Best in Show

(USA 2000)

“We met at Starbucks. Not at the same Starbucks, but we saw each other at different Starbucks across the street from each other.”

— Meg Swan

I’m an enthusiastic fan of sharp, quirky humor; the more biting, the better. I love stuff like Monty Python, Kids in the Hall, Strangers with Candy, The Office, Little Britain, and of course Christopher Guest’s This is Spinal Tap, one of my favorite not to mention most quoted films.

Best in Show, another “mockumentary” like the ones Guest has become known for, is right up my alley. It pokes fun at a culture many no doubt find strange: dog shows. Woof!

Best in Show follows five canines and their owners as they prepare for and travel to a dog competition, the Mayflower Kennel Club Dog Show — that title is perfect! — in Philadelphia. The characters are awesome and the situations they get into are fun. The cast, which includes then-minor stars like Jane Lynch and Jennifer Coolidge who would go on to bigger things, is stellar. Guest and Eugene Levy’s screenplay is deliciously mean. This is all good.

Unfortunately, I didn’t love it. I saw Best in Show a long while back, but this time it just didn’t strike me as funny as I remember it. I don’t know what it was — I had a long week and I had to travel the next morning, so maybe that explains why I wasn’t feeling it. Maybe it was the martinis. One of these days, I’ll give Best in Show another chance to redeem itself.

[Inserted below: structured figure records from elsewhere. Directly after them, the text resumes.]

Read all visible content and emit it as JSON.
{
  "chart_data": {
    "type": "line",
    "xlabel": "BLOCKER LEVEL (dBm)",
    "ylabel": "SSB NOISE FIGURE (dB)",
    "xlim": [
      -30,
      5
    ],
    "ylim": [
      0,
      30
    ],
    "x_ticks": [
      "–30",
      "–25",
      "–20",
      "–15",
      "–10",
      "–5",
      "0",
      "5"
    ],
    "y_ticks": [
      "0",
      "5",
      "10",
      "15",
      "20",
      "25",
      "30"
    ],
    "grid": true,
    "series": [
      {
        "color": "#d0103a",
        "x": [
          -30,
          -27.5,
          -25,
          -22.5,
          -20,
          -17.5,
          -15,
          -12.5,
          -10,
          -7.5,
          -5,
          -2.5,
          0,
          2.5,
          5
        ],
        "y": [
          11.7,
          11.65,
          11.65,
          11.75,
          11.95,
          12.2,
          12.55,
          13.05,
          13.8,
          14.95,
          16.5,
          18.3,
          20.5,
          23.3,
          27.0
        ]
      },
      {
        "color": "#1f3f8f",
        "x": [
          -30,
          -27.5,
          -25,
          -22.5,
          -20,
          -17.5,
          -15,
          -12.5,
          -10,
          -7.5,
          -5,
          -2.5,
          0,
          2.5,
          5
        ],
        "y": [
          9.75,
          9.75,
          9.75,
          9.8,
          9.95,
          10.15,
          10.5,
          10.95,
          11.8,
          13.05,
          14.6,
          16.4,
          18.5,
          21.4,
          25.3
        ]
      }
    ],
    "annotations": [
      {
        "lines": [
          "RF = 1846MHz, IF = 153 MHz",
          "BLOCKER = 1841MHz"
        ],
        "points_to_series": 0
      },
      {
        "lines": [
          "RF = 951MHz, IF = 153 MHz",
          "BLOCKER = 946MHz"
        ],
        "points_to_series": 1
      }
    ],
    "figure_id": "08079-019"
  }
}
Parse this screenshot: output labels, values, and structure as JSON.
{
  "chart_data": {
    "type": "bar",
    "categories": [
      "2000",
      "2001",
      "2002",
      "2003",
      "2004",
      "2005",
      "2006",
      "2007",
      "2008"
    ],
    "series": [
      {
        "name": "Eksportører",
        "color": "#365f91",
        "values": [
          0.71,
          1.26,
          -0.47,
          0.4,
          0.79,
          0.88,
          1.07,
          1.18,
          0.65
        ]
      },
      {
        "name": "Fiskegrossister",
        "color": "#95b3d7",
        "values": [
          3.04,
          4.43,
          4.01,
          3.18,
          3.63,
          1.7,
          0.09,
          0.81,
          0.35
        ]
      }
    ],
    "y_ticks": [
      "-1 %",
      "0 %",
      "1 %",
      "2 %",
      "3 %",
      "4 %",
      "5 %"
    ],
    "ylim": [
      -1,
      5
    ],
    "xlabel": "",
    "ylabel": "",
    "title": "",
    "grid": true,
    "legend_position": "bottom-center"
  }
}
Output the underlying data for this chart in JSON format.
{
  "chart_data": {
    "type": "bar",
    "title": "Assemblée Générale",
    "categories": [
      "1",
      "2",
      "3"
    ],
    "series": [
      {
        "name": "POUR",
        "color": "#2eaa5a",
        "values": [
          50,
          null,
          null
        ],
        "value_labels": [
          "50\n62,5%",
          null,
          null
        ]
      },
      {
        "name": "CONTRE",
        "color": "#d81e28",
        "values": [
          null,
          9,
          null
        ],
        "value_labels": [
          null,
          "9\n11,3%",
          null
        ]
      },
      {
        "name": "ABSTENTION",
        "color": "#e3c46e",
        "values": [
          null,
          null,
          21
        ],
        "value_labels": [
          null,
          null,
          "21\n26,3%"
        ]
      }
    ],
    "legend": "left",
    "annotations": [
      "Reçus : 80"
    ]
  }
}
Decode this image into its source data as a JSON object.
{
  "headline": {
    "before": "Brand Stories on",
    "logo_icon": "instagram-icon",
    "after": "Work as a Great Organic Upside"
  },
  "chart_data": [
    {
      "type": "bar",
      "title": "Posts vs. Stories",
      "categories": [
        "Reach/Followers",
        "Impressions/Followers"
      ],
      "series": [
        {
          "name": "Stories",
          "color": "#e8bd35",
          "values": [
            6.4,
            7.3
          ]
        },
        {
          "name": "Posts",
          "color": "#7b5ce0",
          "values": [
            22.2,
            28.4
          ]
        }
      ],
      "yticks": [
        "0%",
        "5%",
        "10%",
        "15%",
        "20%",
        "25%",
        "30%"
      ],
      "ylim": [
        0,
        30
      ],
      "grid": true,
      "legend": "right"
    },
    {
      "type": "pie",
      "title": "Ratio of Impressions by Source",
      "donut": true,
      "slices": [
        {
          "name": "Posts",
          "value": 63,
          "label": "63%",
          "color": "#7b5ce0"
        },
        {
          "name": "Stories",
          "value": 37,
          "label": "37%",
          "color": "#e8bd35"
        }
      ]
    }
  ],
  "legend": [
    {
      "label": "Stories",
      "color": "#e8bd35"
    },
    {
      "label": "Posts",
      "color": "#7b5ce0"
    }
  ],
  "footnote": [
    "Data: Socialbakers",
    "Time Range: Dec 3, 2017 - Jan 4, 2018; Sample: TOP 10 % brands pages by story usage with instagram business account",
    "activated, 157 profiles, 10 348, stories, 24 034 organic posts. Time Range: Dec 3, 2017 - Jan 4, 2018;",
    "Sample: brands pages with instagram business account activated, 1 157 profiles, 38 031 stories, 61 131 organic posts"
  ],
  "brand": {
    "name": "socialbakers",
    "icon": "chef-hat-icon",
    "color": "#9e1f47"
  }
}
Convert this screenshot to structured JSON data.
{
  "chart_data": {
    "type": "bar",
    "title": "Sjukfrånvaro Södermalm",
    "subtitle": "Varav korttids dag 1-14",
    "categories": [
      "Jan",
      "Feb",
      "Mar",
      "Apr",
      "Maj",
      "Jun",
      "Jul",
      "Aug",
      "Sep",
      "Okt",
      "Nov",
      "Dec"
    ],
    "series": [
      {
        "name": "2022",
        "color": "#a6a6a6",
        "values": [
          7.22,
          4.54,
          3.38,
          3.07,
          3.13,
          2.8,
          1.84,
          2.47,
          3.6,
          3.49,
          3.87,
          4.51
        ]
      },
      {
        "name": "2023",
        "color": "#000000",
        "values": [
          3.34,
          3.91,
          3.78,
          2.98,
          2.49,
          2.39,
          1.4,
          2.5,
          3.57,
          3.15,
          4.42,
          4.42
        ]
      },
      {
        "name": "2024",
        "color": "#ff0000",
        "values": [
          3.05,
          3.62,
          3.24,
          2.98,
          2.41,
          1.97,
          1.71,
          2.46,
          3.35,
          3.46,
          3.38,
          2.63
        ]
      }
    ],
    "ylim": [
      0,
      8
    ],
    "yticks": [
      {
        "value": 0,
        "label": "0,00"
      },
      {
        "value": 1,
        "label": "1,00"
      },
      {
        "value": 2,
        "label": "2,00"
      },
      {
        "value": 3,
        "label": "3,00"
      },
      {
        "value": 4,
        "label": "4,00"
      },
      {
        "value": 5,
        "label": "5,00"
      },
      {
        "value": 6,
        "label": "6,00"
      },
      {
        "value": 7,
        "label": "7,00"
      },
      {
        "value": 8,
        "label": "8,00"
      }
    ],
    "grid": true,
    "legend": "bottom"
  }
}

With Fred Willard, Eugene Levy, Catherine O’Hara, Parker Posey, Jay Brazeau, John Michael Higgins, Michael McKean, Michael Hitchcock, Christopher Guest, Ed Begley Jr., Beatrice the Weimaraner, Winky the Norwich Terrier, Hubert the Bloodhound, Miss Agnes the Shih Tzu, Tyrone the Shih Tzu, Rhapsody in White the Standard Poodle

Production: Castle Rock Entertainment

Distribution: Warner Brothers

90 minutes
Rated PG-13

(iTunes rental) C-

Don Verdean

(USA 2015)

Some movies are hilarious and even endearing because of their silliness. Take, for example, Napoleon Dynamite by Jared and Jerusha Hess. Other movies are just plain stupid. Don Verdean, also written by Team Hess and directed by Jared, is the latter. Too bad, because the premise has potential: Verdean (Sam Rockwell) is a “biblical archeologist” hellbent on proving Christianity—apparently through science. When he accepts a patronage of sorts from aggressive Tony Lazarus (Danny McBride), founder of an evangelical church named after himself, Verdean is slowly sucked into a big fat lie that spirals out of control. He goes along with it for the purported not to mention dubious aim of “inspiring” faith. Needless to say, things get sticky.

There are some funny moments here, like an Israeli police officer (Yaniv Moyal) reading Verdean the riot act for digging in the desert without a permit; a cringeworthy date between Verdean’s assistant, Carol (Amy Ryan), and his Israeli guide, Boax (Jemaine Clement); and ex-hooker Mrs. Lazarus (Leslie Bibb) performing an outrageous ditty about not ending up like Lot’s wife. Ryan plays Carol with the right balance of sweetness and tragedy, and Will Forte as Pastor Fontaine, former Satan worshipper and Lazarus’s nemesis, is a breath of comic fresh air. Everything else– the story, the execution, even the acting– falls flat. Clement is a terrible Jew, and his weird French-sounding accent is fucking annoying. The jokes are not funny, the characters are tiresome, and the story gets old fast. Don Verdean feels like a lame ripoff of Christopher Guest (Waiting for Guffman, Best in Show). Easter mass is more entertaining than this. Yawn.